The arguments k.fold
, k.fold.threads
,
k.fold.seed
, and k.fold.only
control whether
or not we perform k-fold cross-validation in both tPGOcc()
and stPGOcc()
. k.fold
specifies the number of
k folds for cross-validation. If this is not specified, k-fold
cross-validation is not performed. k.fold.threads
specifies
the number of threads we want to use to perform the cross-validation.
k.fold.seed
is a random seed that is used to split the data
set into k.fold
parts. Lastly, the k.fold.only
is a logical value that indicates whether or not we only want to perform
cross-validation (k.fold.only = TRUE
) or we want to perform
cross-validation after fitting the entire model
(k.fold.only = FALSE
). By default,
k.fold.only = FALSE
. Below we perform four-fold
cross-validation for both the non-spatial model and the spatial model.
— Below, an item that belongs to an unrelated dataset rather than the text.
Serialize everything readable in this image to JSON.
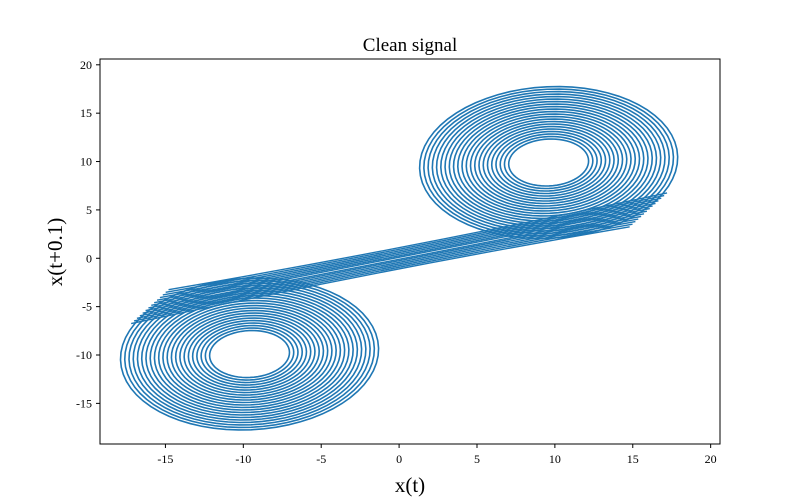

We run the cross-validation across four threads, and only perform
cross-validation since we have already fit the models with the whole
data set. We use the default value of k.fold.seed
, which is
100.
# Non-spatial (Approx. run time: ~ 2.5 min)
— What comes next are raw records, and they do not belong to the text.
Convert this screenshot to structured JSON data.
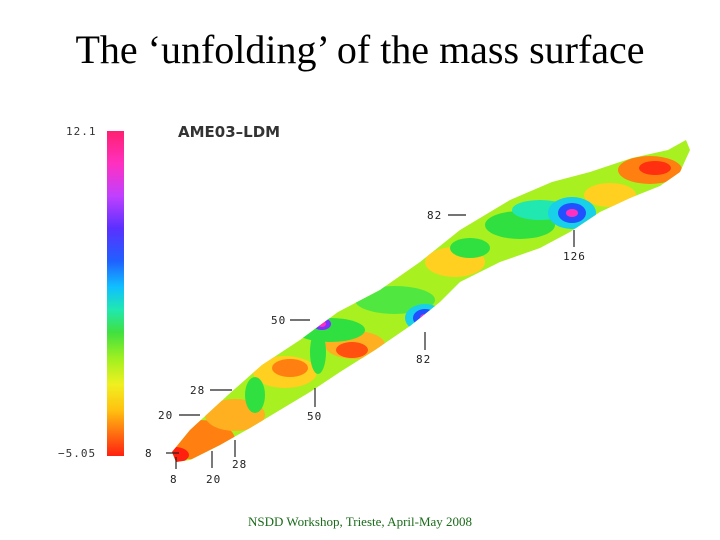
{
  "title": "The ‘unfolding’ of the mass surface",
  "chart_title": "AME03–LDM",
  "colorbar": {
    "max_label": "12.1",
    "min_label": "−5.05"
  },
  "magic_numbers": {
    "left_8": "8",
    "left_20": "20",
    "left_28": "28",
    "left_50": "50",
    "left_82": "82",
    "bottom_8": "8",
    "bottom_20": "20",
    "bottom_28": "28",
    "bottom_50": "50",
    "bottom_82": "82",
    "bottom_126": "126"
  },
  "colors": {
    "red": "#ff2010",
    "orange": "#ff8010",
    "yellow": "#f2f020",
    "lime": "#a8f020",
    "green": "#30e040",
    "cyan": "#18d0e8",
    "blue": "#2050ff",
    "purple": "#8030ff",
    "magenta": "#ff30c0"
  },
  "footer": "NSDD Workshop, Trieste, April-May 2008"
}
k.fold.non.sp <- tPGOcc(occ.formula = ~ scale(years) + scale(elev) + I(scale(elev)^2) +
(1 | site.effect),
det.formula = revi.det.formula,
data = revi.data,
n.batch = 200,
batch.length = 25,
inits = revi.inits,
priors = revi.priors,
ar1 = TRUE,
verbose = FALSE,
n.burn = 2000,
n.thin = 12,
n.chains = n.chains,
n.report = 50,
k.fold = 4,
k.fold.threads = 4,
k.fold.only = TRUE)
# Spatial (Approx run time: ~ 2.5 min)
k.fold.sp <- stPGOcc(occ.formula = revi.sp.occ.formula,
det.formula = revi.sp.det.formula,
data = revi.data,
inits = revi.sp.inits,
priors = revi.sp.priors,
cov.model = cov.model,
n.neighbors = n.neighbors,
n.batch = n.batch,
batch.length = batch.length,
verbose = FALSE,
ar1 = TRUE,
n.report = 50,
n.burn = n.burn,
n.thin = n.thin,
n.chains = 3,
k.fold = 4,
k.fold.threads = 4,
k.fold.only = TRUE)
str(k.fold.sp)
List of 2
$ k.fold.deviance: num 9840
$ run.time : 'proc_time' Named num [1:5] 0.104 0.725 51.527 184.2 266.878
..- attr(*, "names")= chr [1:5] "user.self" "sys.self" "elapsed" "user.child" ...
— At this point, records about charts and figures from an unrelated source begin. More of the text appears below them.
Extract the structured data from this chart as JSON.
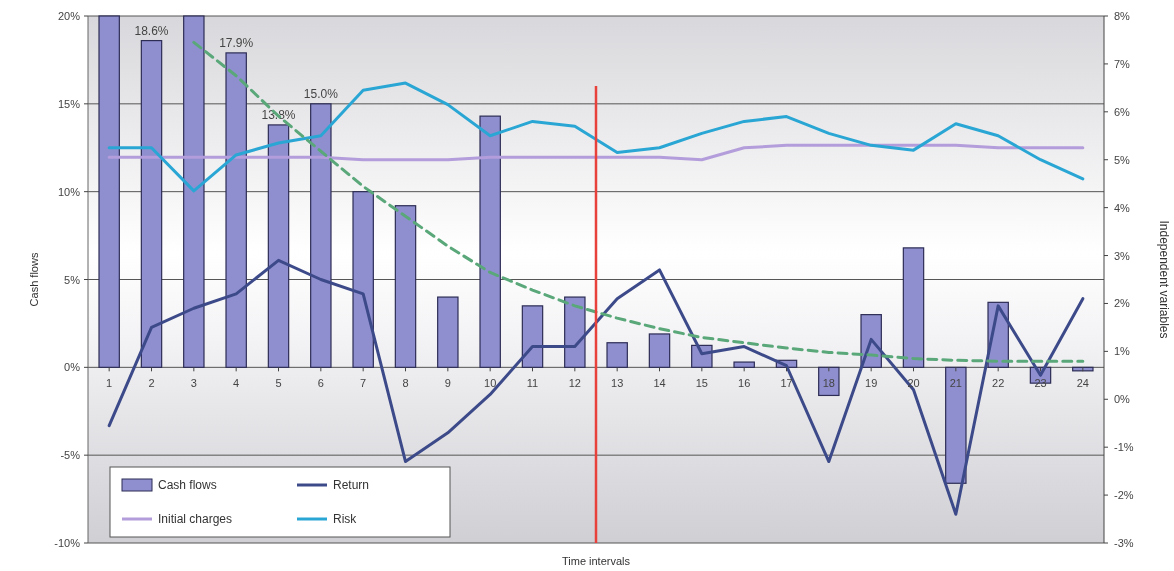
{
  "chart_data": {
    "type": "bar",
    "xlabel": "Time intervals",
    "ylabel": "Cash flows",
    "y2label": "Independent variables",
    "x": [
      1,
      2,
      3,
      4,
      5,
      6,
      7,
      8,
      9,
      10,
      11,
      12,
      13,
      14,
      15,
      16,
      17,
      18,
      19,
      20,
      21,
      22,
      23,
      24
    ],
    "xlim": [
      0.5,
      24.5
    ],
    "xticks": [
      1,
      2,
      3,
      4,
      5,
      6,
      7,
      8,
      9,
      10,
      11,
      12,
      13,
      14,
      15,
      16,
      17,
      18,
      19,
      20,
      21,
      22,
      23,
      24
    ],
    "ylim": [
      -10,
      20
    ],
    "yticks": [
      {
        "value": -10,
        "label": "-10%"
      },
      {
        "value": -5,
        "label": "-5%"
      },
      {
        "value": 0,
        "label": "0%"
      },
      {
        "value": 5,
        "label": "5%"
      },
      {
        "value": 10,
        "label": "10%"
      },
      {
        "value": 15,
        "label": "15%"
      },
      {
        "value": 20,
        "label": "20%"
      }
    ],
    "y2lim": [
      -3,
      8
    ],
    "y2ticks": [
      {
        "value": -3,
        "label": "-3%"
      },
      {
        "value": -2,
        "label": "-2%"
      },
      {
        "value": -1,
        "label": "-1%"
      },
      {
        "value": 0,
        "label": "0%"
      },
      {
        "value": 1,
        "label": "1%"
      },
      {
        "value": 2,
        "label": "2%"
      },
      {
        "value": 3,
        "label": "3%"
      },
      {
        "value": 4,
        "label": "4%"
      },
      {
        "value": 5,
        "label": "5%"
      },
      {
        "value": 6,
        "label": "6%"
      },
      {
        "value": 7,
        "label": "7%"
      },
      {
        "value": 8,
        "label": "8%"
      }
    ],
    "grid": "y",
    "legend": "bottom left",
    "series": [
      {
        "name": "Cash flows",
        "color": "#8f8fd0",
        "values": [
          20,
          18.6,
          20,
          17.9,
          13.8,
          15.0,
          10.0,
          9.2,
          4.0,
          14.3,
          3.5,
          4.0,
          1.4,
          1.9,
          1.25,
          0.3,
          0.4,
          -1.6,
          3.0,
          6.8,
          -6.6,
          3.7,
          -0.9,
          -0.2
        ],
        "value_labels": [
          null,
          "18.6%",
          null,
          "17.9%",
          "13.8%",
          "15.0%",
          null,
          null,
          null,
          null,
          null,
          null,
          null,
          null,
          null,
          null,
          null,
          null,
          null,
          null,
          null,
          null,
          null,
          null
        ]
      },
      {
        "name": "Return",
        "type": "line",
        "axis": "y2",
        "color": "#3d4a8a",
        "values": [
          -0.55,
          1.5,
          1.9,
          2.2,
          2.9,
          2.5,
          2.2,
          -1.3,
          -0.7,
          0.1,
          1.1,
          1.1,
          2.1,
          2.7,
          0.95,
          1.1,
          0.7,
          -1.3,
          1.25,
          0.2,
          -2.4,
          1.95,
          0.5,
          2.1
        ]
      },
      {
        "name": "Initial charges",
        "type": "line",
        "axis": "y2",
        "color": "#b49ddb",
        "values": [
          5.05,
          5.05,
          5.05,
          5.05,
          5.05,
          5.05,
          5.0,
          5.0,
          5.0,
          5.05,
          5.05,
          5.05,
          5.05,
          5.05,
          5.0,
          5.25,
          5.3,
          5.3,
          5.3,
          5.3,
          5.3,
          5.25,
          5.25,
          5.25
        ]
      },
      {
        "name": "Risk",
        "type": "line",
        "axis": "y2",
        "color": "#2aa6d4",
        "values": [
          5.25,
          5.25,
          4.35,
          5.1,
          5.35,
          5.5,
          6.45,
          6.6,
          6.15,
          5.5,
          5.8,
          5.7,
          5.15,
          5.25,
          5.55,
          5.8,
          5.9,
          5.55,
          5.3,
          5.2,
          5.75,
          5.5,
          5.0,
          4.6
        ]
      },
      {
        "type": "line",
        "color": "#5aa87a",
        "line_style": "dashed",
        "values": [
          null,
          null,
          18.5,
          16.6,
          14.3,
          12.3,
          10.3,
          8.6,
          6.9,
          5.4,
          4.4,
          3.5,
          2.8,
          2.2,
          1.7,
          1.4,
          1.1,
          0.85,
          0.7,
          0.5,
          0.4,
          0.35,
          0.35,
          0.35
        ]
      }
    ],
    "ref_lines": [
      {
        "axis": "x",
        "value": 12.5,
        "color": "#e8403a"
      }
    ]
  }
}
- attr(*, "class")= chr "stPGOcc"
k.fold.non.sp$k.fold.deviance
[1] 10174.67
k.fold.sp$k.fold.deviance
[1] 9839.894
When k.fold.only = TRUE
, the resulting object from the
call to the model function will be a list with two elements:
k.fold.deviance
(the resulting model deviance value from
the cross-validation) and run.time
(the total run time). We
see the spatial model outperforms the non-spatial model, which is in
agreement with the results from WAIC.